The current technological challenges faced by almost all Lenders – Banks, NBFCs, Fintechs alike when it comes to Debt recovery are multi-faceted in nature: Inefficient campaign strategy automation leading to generic journeys, limited integration of traditional/digital communication channels, and an inability to cater to unique borrower circumstances at scale. These challenges collectively impede optimal resource allocation and hinder payment outcomes. Adding to this, if the activity is done at scale, it only leads to more operational inefficiencies, and in turn more losses.
So, how do you harness the power of tech? Well, the only way to use technology in this case is the same as any- Create a logic for what you know! What this means essentially is – if you know what to do, you can program a machine to do the same. If you know what to learn from, you can program a machine to learn from the same.
But now comes the bigger question – Do you know what to do and what to learn from?
Many believe, creating a Digital Infrastructure that brings together various communication channels that campaign to customers in the form of urges and reminders are enough. However, this approach is not only common across the industry but has become pretty old-school now. Even when it works, it is revealed as ineffective way of doing things.
Despite Lenders having a great omni-channel presence with large-scale Tele-calling and Field Agent setups, most fail to turn it into a high-performance venture. On the contrary, they end up in huge losses due to poor resource allocation and/or not recovering the debt altogether.
This only goes to show that no matter how robust the communication engine is, if not executed properly it will fail.
In view of this, currently there is a great way of figuring out the answer to the ultimate question – “How do you know what to do and what to learn from?”
What you do is – segment borrowers in a manner that is mutually exclusive and universally inclusive, upon doing this, you shall be posed with a situation to run different journeys for these segments/categories.
What you learn from is – the Borrower Behaviour and response. Behaviour towards the journey you took them through and response to their idiosyncratic needs.
With the current functionality within collection systems with Lenders – Journeys are very similar to each other. In other words, even if there are a variety of segments, the corresponding journeys are still the same, leading to no efficiency improvements.

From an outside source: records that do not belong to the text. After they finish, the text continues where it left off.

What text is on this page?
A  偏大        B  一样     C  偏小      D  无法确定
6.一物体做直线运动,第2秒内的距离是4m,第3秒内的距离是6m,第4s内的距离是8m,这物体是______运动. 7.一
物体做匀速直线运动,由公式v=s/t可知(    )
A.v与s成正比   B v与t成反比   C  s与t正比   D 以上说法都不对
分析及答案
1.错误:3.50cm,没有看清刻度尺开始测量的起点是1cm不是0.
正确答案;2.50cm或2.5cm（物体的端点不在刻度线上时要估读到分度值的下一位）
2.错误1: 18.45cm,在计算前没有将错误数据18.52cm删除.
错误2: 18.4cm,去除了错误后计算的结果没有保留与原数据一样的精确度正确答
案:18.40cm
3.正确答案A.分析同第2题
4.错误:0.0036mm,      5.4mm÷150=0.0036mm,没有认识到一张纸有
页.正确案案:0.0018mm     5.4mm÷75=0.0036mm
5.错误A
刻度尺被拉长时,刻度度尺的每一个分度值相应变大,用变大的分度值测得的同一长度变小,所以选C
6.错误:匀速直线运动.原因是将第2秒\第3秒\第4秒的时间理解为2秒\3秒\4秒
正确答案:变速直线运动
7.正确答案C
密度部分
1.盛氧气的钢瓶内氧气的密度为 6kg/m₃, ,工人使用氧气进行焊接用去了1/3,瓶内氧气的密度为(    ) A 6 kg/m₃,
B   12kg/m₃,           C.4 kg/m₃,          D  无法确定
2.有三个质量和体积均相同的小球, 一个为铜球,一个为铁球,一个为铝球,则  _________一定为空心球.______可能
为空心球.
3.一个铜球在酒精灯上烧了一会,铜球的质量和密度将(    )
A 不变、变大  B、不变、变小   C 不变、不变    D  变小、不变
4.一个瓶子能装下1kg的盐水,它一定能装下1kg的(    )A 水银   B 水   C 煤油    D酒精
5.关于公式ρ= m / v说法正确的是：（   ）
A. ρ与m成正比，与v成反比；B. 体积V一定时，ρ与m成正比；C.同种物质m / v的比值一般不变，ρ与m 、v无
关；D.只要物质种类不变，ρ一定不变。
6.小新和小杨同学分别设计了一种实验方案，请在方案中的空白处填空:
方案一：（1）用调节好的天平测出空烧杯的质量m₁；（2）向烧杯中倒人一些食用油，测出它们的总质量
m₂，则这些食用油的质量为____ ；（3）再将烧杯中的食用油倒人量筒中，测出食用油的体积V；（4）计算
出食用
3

The idea here is to categorise borrowers into mutually exclusive categories based on
- Behaviour
- Input or response
- Loan type and details
- Customer-level details
and apply specific strategies unique to each borrower segments’ pain points.
The effective use of technology in debt collections and recovery goes beyond the superficial adoption of AI. It starts with a deeply understanding borrowers, segmentation and the crafting of tailored journeys to address the unique circumstances. By focusing on empathy, communication, and personalised solutions – Lenders can figure out what they want to do and how they want to learn.
Today, AI doesn’t know what to do and how to do it. It’s nowhere near what we’re dreaming of. It can start with being a promising aid to improving Operational Efficiency, enhance monitoring, quality monitoring, asses collections risk, and a few more things. For now, it has to be trained, monitored, improved and trained again with human generated insights.
Tomorrow, the possibilities are as far as you can dream.